During the Roman period, Jesus — an Aramaic-speaking Jew from the Galilee in modern Israel, then Roman Judea — led a sect of Judaism that would morph into modern Christianity in the decades following his storied execution. Palestinian Christians (culturally Arab local Christians who identify with Palestinian nationalism) likely represent the oldest continuous Christian community, as descendants of the first converts during the Roman occupation.
Genetic studies have confirmed the relationship of both Jewish diaspora groups and Palestinians of all faiths to Iron Age peoples of the region.
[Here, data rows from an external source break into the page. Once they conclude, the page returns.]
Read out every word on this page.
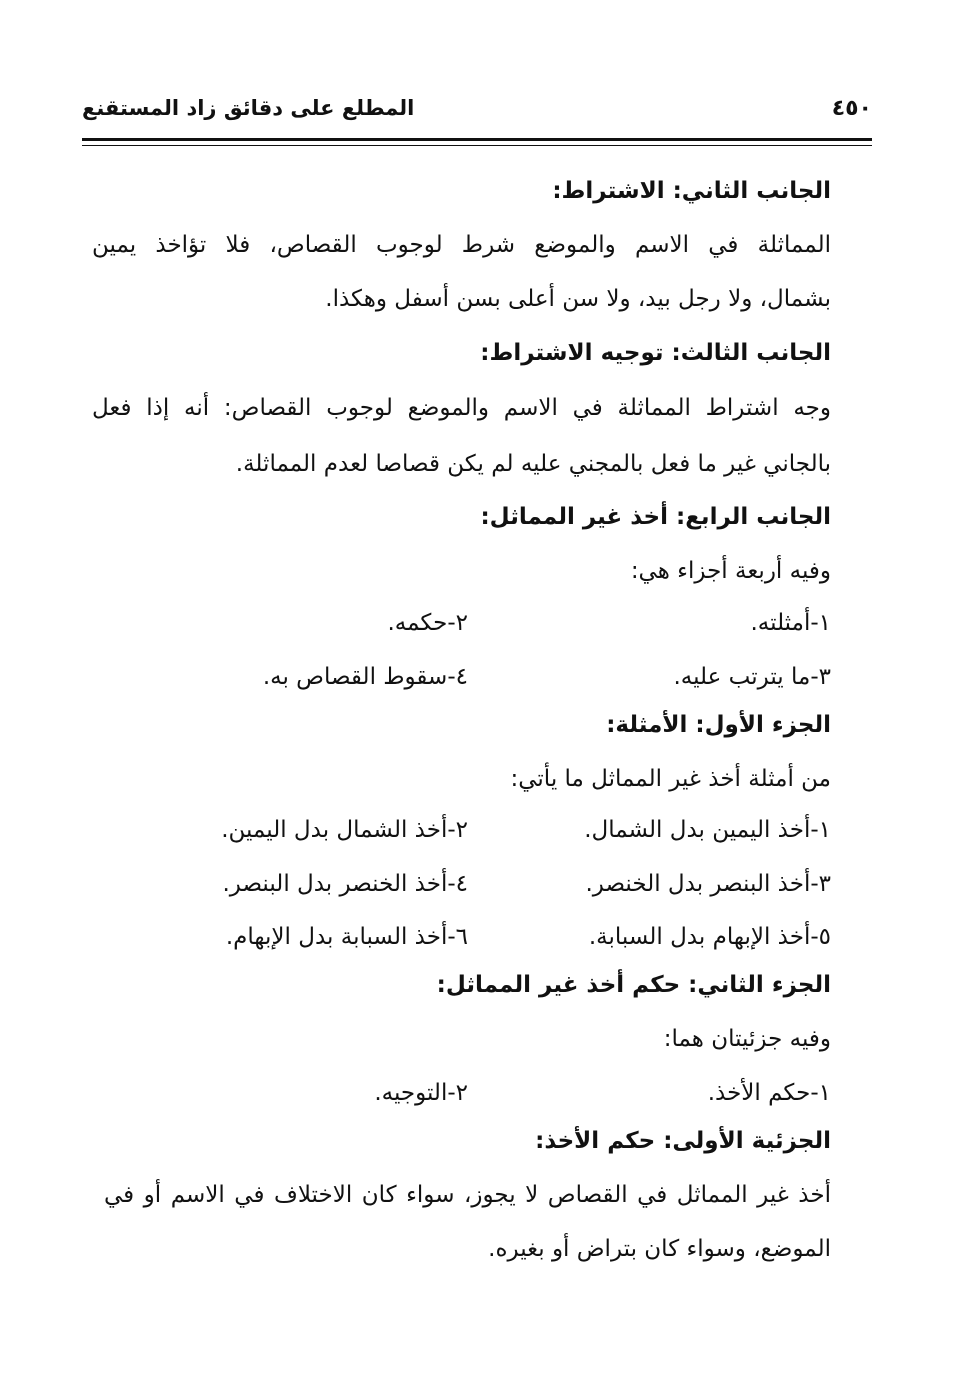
٤٥٠
المطلع على دقائق زاد المستقنع
الجانب الثاني: الاشتراط:
المماثلة في الاسم والموضع شرط لوجوب القصاص، فلا تؤاخذ يمين
بشمال، ولا رجل بيد، ولا سن أعلى بسن أسفل وهكذا.
الجانب الثالث: توجيه الاشتراط:
وجه اشتراط المماثلة في الاسم والموضع لوجوب القصاص: أنه إذا فعل
بالجاني غير ما فعل بالمجني عليه لم يكن قصاصا لعدم المماثلة.
الجانب الرابع: أخذ غير المماثل:
وفيه أربعة أجزاء هي:
١-أمثلته.
٢-حكمه.
٣-ما يترتب عليه.
٤-سقوط القصاص به.
الجزء الأول: الأمثلة:
من أمثلة أخذ غير المماثل ما يأتي:
١-أخذ اليمين بدل الشمال.
٢-أخذ الشمال بدل اليمين.
٣-أخذ البنصر بدل الخنصر.
٤-أخذ الخنصر بدل البنصر.
٥-أخذ الإبهام بدل السبابة.
٦-أخذ السبابة بدل الإبهام.
الجزء الثاني: حكم أخذ غير المماثل:
وفيه جزئيتان هما:
١-حكم الأخذ.
٢-التوجيه.
الجزئية الأولى: حكم الأخذ:
أخذ غير المماثل في القصاص لا يجوز، سواء كان الاختلاف في الاسم أو في
الموضع، وسواء كان بتراض أو بغيره.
Likewise, Jews and Palestinian Arabs each claim competing indigenous status, based on a combination of continued settlement and a culture inextricably connected to the Land of Israel.
Critics of “Mary” on social media maintained “Jesus was Palestinian,” or “a Palestinian Jew,” seemingly conflating residency in ancient Judea with Palestinian nationalism — which emerged much later in the early 20th century as a local expression of pan-Arabism and was hostile to local Arabic-speaking Jews (who consequently allied themselves with Zionism) from its outset.
Anti-Israel activists also cited the fair olive complexion of Cohen and Tako as evidence of their foreignness, ignoring that many Palestinians look similar and that skin tone does not necessarily equate to ancestry or claim to territory.
Palestinian Christians’ numbers in the West Bank and Gaza have dwindled in the past decade, from 11 percent of the Palestinian population in 1922 to 1 percent in 2017.
Meanwhile, in Israel proper, where Christians compose 6.9 percent of the Arab minority, they are among the best educated and most successful of Israel’s citizens.
“Mary,” which was shot in Morocco, is set to air on Dec. 6 to a wide audience.